Tomy with Ratnakar Dandekar of Aquarius Shipyard, and (Tomy’s mentor and manager for Golden Globe Race ), Captain Dilip Donde Tomy with Ratnakar Dandekar of Aquarius Shipyard, and (Tomy’s mentor and manager for Golden Globe Race ), Captain Dilip Donde

This is not his official training. Tomy is constantly in a state of self awareness, and training his mind and soul, as it were. “No one teaches you what to do when you are angry. A form of meditation [for me] was repeating a sound, I did that for hours, and that was a wonderful experience.” Those 32 days prepped him for the 150 solo days and the impending race, too.

Tomy is now so immersed in sailing solo that he does not think about the destination anymore. “I realised that if you don’t think about the destination, the sailing is even better. Once, I reached Brazil, and did not feel like leaving the boat.” He sounds spiritual, but insists he is not.

Sailing solo and introspecting has changed him in many ways. His romantic relationship has been many nautical miles apart, so far. “You need to find someone who supports you,” he says, too shy to reveal the name of his lady love. Closest to his mother, Tomy still took time before telling her about this riskier race. “I didn’t tell her when the invite came and I started building the boat. I told her in mid-2017 when Malayala Manorama wrote about me and I was sure she would read about it.” She, however, is confident of her son’s ability as much as he is. “I changed the definition of success,” he says.

He is now putting the final touches and testing the boat he has built himself. It’s a major achievement. But, while the body adapts to the boat, to the sea, what about the mind? Does he fear sinking, or being marooned? “No,” he says, softly, yet firm as steel. Tomy claims he has found his needs and wants being fulfilled as soon as he expresses them. “The boat happened, a consultant came from the Netherlands, but didn’t charge me, someone just gave me a camera when mine conked off… things just fall into place… lots of small small things fall into place.” He is grateful for all the support, and reluctant to share that he put in most of his own savings into the preparations for this race. Money is very important, he admits, but it is not everything. He appreciates the simplest of things most of us take for granted. “Fresh water to rinse my mouth or to bathe was a luxury,” he remembers. It was the first thing he truly appreciated after his last sailing saga.

Day-long sails gave way to overnight ones, then week-long ones. Once ready, Tomy will ship the boat to the Netherlands, assemble it and carry out rigorous checks. He will carry freeze-dried food, a medical kit and other essentials that the 1968 boat had.
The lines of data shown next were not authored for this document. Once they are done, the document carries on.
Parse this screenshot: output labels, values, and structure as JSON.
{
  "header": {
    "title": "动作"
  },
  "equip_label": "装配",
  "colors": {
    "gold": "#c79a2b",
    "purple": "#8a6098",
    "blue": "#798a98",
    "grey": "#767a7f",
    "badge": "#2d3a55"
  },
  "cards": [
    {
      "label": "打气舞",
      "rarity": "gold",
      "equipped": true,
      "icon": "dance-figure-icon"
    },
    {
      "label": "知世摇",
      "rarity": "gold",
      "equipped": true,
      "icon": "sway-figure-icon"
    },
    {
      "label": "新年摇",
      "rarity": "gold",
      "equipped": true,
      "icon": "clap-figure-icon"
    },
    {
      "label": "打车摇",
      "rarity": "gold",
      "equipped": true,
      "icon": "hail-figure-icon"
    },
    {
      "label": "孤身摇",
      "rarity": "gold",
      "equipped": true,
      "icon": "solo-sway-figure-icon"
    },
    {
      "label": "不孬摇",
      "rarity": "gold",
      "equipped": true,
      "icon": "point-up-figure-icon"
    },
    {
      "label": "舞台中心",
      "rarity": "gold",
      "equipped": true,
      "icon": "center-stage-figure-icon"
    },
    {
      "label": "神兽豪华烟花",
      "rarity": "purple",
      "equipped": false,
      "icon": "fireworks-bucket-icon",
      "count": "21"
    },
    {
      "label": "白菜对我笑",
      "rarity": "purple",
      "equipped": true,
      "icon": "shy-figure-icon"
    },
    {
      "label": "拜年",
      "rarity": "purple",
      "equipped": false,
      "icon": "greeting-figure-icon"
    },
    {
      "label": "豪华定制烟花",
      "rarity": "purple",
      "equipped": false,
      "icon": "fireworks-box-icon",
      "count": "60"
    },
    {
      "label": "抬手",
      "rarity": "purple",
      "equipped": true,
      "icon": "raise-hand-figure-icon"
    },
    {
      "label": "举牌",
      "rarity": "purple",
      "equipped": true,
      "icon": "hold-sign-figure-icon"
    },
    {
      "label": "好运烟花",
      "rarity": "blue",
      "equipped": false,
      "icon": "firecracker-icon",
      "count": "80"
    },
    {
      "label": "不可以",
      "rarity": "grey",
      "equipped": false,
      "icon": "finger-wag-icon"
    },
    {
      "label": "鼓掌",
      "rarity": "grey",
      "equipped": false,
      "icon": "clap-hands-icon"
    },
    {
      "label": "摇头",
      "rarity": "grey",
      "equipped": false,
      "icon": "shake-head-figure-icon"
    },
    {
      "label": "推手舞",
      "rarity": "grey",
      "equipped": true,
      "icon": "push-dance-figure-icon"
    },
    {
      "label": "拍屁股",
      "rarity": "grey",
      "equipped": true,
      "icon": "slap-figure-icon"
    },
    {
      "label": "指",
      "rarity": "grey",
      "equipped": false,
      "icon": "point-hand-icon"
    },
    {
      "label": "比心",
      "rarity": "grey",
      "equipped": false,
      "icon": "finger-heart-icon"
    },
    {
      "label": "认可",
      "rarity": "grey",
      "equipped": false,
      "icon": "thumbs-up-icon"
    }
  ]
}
Tomy will be away at sea for nearly 300 days this time, but there is no time limit for this race; the first one to complete the course wins. After a series of pre-event sails in June, the official race will begin on July 1. He is the first Indian, and only the second Asian, to participate in this race. “You need all the skills humans have for circumnavigation, to cross the set checkpoints, and to finish.” It’s not about the destination, but the journey. What then? Surely he won’t circumnavigate the globe on a boat again? He will trade the sails in for wings, says the Navy pilot with a smile. “I want to fly around the world.” The sky awaits this sailor, who talks to the sea.